On Monday, the Warsaw Finance Committee recommended presenting a budget of $2,207,265 to town council with a significant increase in the water fund and a questionable figure stricken from the proposal.
On April 1, the committee chose to budget $957,665 for the general fund, $489,600 in water and $760,000 for the sewer fund.
The proposed budget incorporated an increase of $281,770 in the water budget from revenue projections of $212,330 for fiscal year 2013.
A loan from People’s Community Bank provided for $277,500 of the increase.
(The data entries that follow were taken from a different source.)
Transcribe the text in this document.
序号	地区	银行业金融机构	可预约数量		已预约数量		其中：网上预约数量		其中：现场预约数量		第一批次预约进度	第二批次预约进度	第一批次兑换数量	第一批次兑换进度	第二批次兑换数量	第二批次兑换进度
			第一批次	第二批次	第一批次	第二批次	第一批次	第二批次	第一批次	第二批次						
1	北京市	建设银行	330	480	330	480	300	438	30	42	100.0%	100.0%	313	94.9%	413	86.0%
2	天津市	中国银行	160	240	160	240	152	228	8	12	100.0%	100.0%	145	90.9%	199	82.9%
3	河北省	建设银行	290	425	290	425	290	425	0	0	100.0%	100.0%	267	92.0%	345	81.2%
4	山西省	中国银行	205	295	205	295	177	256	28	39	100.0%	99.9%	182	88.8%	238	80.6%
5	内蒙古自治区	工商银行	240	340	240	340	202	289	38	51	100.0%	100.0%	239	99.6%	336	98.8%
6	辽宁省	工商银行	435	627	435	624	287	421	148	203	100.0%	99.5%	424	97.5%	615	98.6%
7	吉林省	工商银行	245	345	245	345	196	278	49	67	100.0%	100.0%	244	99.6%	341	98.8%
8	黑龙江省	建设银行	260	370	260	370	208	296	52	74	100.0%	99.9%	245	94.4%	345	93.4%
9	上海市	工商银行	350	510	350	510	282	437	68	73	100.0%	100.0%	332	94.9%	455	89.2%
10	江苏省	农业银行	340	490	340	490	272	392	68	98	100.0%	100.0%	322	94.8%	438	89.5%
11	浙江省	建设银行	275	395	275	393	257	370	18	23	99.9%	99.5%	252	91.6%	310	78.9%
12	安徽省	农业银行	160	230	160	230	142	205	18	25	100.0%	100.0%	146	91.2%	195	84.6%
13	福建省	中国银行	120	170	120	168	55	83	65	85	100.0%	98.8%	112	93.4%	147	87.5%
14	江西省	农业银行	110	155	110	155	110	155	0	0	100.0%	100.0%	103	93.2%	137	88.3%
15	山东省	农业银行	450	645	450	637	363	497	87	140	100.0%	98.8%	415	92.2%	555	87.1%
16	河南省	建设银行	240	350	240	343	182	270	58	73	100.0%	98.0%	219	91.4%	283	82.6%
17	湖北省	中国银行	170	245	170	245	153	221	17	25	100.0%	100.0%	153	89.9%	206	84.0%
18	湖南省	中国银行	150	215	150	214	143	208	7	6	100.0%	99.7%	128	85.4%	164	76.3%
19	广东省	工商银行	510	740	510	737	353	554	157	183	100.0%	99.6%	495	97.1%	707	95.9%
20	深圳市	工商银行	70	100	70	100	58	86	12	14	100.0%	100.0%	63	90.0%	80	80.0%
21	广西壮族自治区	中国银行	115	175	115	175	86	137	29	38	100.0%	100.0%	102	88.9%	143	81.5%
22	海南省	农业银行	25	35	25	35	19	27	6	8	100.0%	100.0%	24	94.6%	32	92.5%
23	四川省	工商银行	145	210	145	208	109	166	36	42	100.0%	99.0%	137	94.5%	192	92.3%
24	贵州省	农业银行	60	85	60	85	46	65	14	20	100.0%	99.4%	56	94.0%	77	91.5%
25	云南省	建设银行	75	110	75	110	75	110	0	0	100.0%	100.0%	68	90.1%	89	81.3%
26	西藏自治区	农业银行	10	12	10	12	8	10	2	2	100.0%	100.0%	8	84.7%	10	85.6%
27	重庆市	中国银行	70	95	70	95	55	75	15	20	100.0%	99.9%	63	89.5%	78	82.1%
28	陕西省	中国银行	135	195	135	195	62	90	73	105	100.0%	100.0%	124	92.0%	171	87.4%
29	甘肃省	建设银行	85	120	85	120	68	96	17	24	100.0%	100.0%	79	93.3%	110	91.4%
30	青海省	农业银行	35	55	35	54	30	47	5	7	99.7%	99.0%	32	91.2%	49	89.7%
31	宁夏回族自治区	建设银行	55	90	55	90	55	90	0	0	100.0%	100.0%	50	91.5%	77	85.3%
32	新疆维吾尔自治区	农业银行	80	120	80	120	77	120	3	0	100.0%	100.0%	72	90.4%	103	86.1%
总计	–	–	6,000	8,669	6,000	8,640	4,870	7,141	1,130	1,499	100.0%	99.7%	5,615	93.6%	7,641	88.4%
Town officials will use $252,500 of the loan to replace well #3 in town and allocate $25,000 to Resource International.
Revenues for the water and sewer fund will range from $700,000 to $740,000 in wastewater user fees and potentially include a $40,000 transfer from the general fund, depending on the rate schedule that the town decides to use.
Town Manager John Slusser noted the rates would be necessitated by the budget; therefore, the committee could not recommend one of three schedules that were recommended to the council by Draper Aden Associates on Tuesday, March 19.
He added that discussion of the rates would be included in the public hearing for the budget.
The proposed general fund initially consisted of $960,165 in revenues and expenditures, but the committee decided against a $2,500 increase in tax contributions to the Richmond County Volunteer Fire Department, a number which Slusser called “controversial.”
For at least the past two years, the budget accounted for a $7,500 contribution, but Slusser recommended a total of $10,000 after he and Mayor Mark Milstead said the fire department sent a letter requested additional aid from the town.
According to Milstead, the added contribution of $2,500 would assist in the maintenance of the fire squad’s vehicles.
Slusser said the question was one of whether or not Warsaw residents wanted to pay taxes for functions that they were already paying for through the county, such as the fire squad and public library.
“Is this a county expense or a town expense?” said Slusser. “Those things that are supported by the county don’t necessarily need to be supported through the town because town residents pay their share of county taxes.
Slusser noted that an additional $2,500 was not a significant amount of money; however, he considered the principle of the matter to be of concern to the community.
“The argument can be made, through town and county taxes, town residents pay a disproportionate share of the expense,” Slusser added.
Wayne Williams, chair of the committee, did not favor the increase.
“I’m in favor of decreasing,” said Williams.
Committee members Wendy Nesbit and Sherry Pierson agreed to keep the contribution at $7,500.
There was also discussion prompted by Williams on eliminating or minimizing a yearly contribution of $8,000 to the Main Street Initiative.
“We weren’t supposed to have a line item [for the initiative] every year,” said Williams, who added that council was supposed to have begun gradually decreasing its contribution per year.
“It’s supposed to be self-supportive,” Williams said of the Main Street Program. “So far, I haven’t seen too much self-support.”
Williams also worried about the Main Street initiative and similar programs mushrooming within the budget.
Slusser said council would be making a terrible mistake if it detracted funds from the initiative, which he claimed was “doing more for the town than any other single program that we had had in the last ten years.”
“We’re talking less than 1 percent of the total budget to support Main Street,” Slusser stressed. “If the town cut the $8,000 contribution, I think that would probably have a devastating effect on the progress and morale [of the program].”
Milstead suggested to the committee that they not make changes to the contribution anytime soon.
“You’re not going to get me to want to decrease the amount because I’m all for the Main Street [Initiative],” said Milstead, who added that he thought it the best thing that had happened to the town “in a long time.”
He added that it was too early in the program’s life span to reduce the town’s aid.
“I think you’d pull the rug out from under their feet if you did it right now,” Milstead told the committee, which decided against recommending a change in the contribution to the initiative.